When the U.S. decided to ban Huawei, it was intended as a backhanded slap over claimed security risks, as Fortune has previous reported. But after striking the face of the Chinese telecommunications giant, the impact kept traveling and has hit multiple U.S. firms right in the earnings.
The ban—actually, the addition of the company to the Department of Commerce’s “Entity List”—is a two-way restriction on Huawei. Not only can it not sell products into the U.S., but American companies—particularly in high tech—face severe restrictions on what they can deliver to the Chinese company.
“Technology as defined in the export regulations can’t be sold to Huawei without a license,” said Doreen Edelman, a partner at law firm Lowenstein Sandler and chair of the global trade and policy group. “Companies have to figure out how to change their supply chains or customer base or what they manufacture and sell.”
And Huawei is a big customer to lose. It was the second largest smartphone seller in 2018 and the largest vendor of mobile infrastructure equipment, according to IHS Markit. The ban ensures that everyone will pay a price.
There are multiple U.S. companies that are significant component suppliers and a number have already picked up a phone to sound an alarm. Chip company Broadcom CEO Hock Tan said in a Thursday earnings call that the “Huawei export ban is creating economic and political uncertainty and reducing visibility for global OEM customers” and that the “second half of 2019 will be more in line with the first half as opposed to the previously expected recovery.” The company cut its 2019 revenue outlook from $24.5 billion to $22.5 billion.
Last year, Huawei was $900 million in revenue for Broadcom. But the wider uncertainty has cut into additional orders and caused a push to reduce inventory through the entire supply chain. Broadcom is a supplier to many companies, so an industry malaise hits them in multiple ways.
Micron has said in a statement that Huawei “represented 13% of our revenues in the first half of fiscal 2019,” as Barron’s reported. That is a difficult amount of revenue to make up.
But the pinch works two ways. Huawei likely has sufficient parts inventory for the next two or three months, says Michael Yang, research and analysis director at IHS Markit. After that, the situation changes drastically.

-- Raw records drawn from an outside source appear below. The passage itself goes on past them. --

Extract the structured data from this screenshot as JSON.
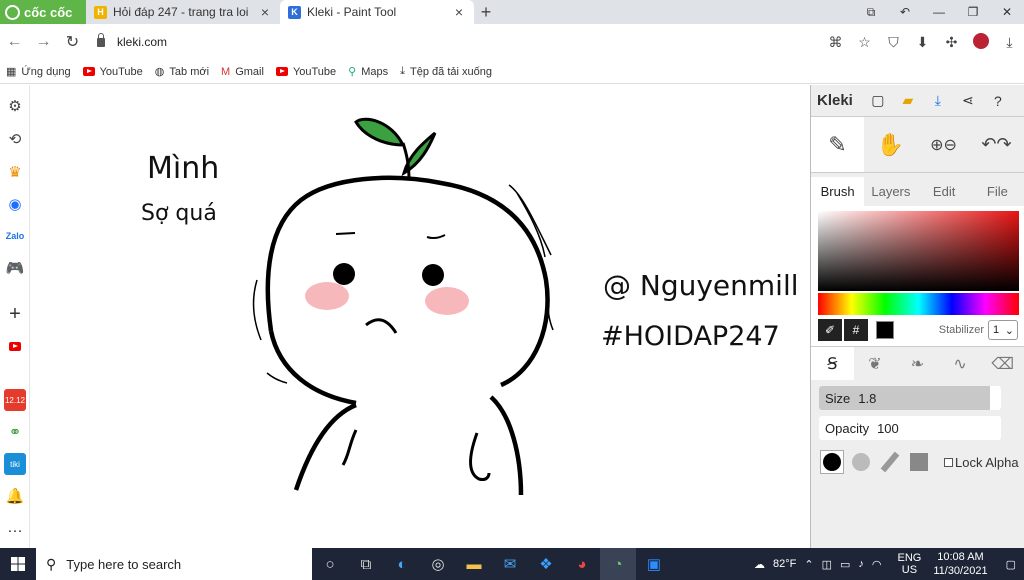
{
  "browser": {
    "logo_text": "cốc cốc",
    "tabs": [
      {
        "title": "Hỏi đáp 247 - trang tra loi",
        "fav": "H",
        "color": "#f0b400"
      },
      {
        "title": "Kleki - Paint Tool",
        "fav": "K",
        "color": "#2d6fd6"
      }
    ],
    "url": "kleki.com"
  },
  "bookmarks": [
    {
      "label": "Ứng dụng",
      "icon": "apps-grid-icon"
    },
    {
      "label": "YouTube",
      "icon": "youtube-icon"
    },
    {
      "label": "Tab mới",
      "icon": "globe-icon"
    },
    {
      "label": "Gmail",
      "icon": "gmail-icon"
    },
    {
      "label": "YouTube",
      "icon": "youtube-icon"
    },
    {
      "label": "Maps",
      "icon": "maps-icon"
    },
    {
      "label": "Tệp đã tải xuống",
      "icon": "download-icon"
    }
  ],
  "kleki": {
    "name": "Kleki",
    "tabs": [
      "Brush",
      "Layers",
      "Edit",
      "File"
    ],
    "active_tab": "Brush",
    "stabilizer_label": "Stabilizer",
    "stabilizer_value": "1",
    "size_label": "Size",
    "size_value": "1.8",
    "size_fraction": 0.94,
    "opacity_label": "Opacity",
    "opacity_value": "100",
    "opacity_fraction": 1.0,
    "lock_alpha": "Lock Alpha",
    "current_color": "#000000"
  },
  "drawing": {
    "text_left_1": "Mình",
    "text_left_2": "Sợ quá",
    "text_right_1": "@ Nguyenmill",
    "text_right_2": "#HOIDAP247"
  },
  "taskbar": {
    "search_placeholder": "Type here to search",
    "weather": "82°F",
    "lang_1": "ENG",
    "lang_2": "US",
    "time": "10:08 AM",
    "date": "11/30/2021"
  }
}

The company needs every component in the design of each product. “If there’s no replenishment of components that they make into their products, whether that is a power supply or motherboard or processor or memory or storage, they can’t make products to sell,” he said.
That could mean a medium- to long-term opportunity for U.S. companies as carriers around the world put their 5G infrastructures into place.
“At this point in the 5G evolution, this is a critical [time],” said wireless and telecommunications analyst Jeff Kagan. “These are the critical early stages where networks choose the vendors they’re going to be working with over the next decade.” If it looks as though Huawei may be hindered, that could open the door for large competitors like Qualcomm and Ericcson. “This is going to impact every country because it’s going to impact the ability for Huawei to deliver equipment.”
So even if investors are put on hold in one way, they might find another line to pump up their portfolios.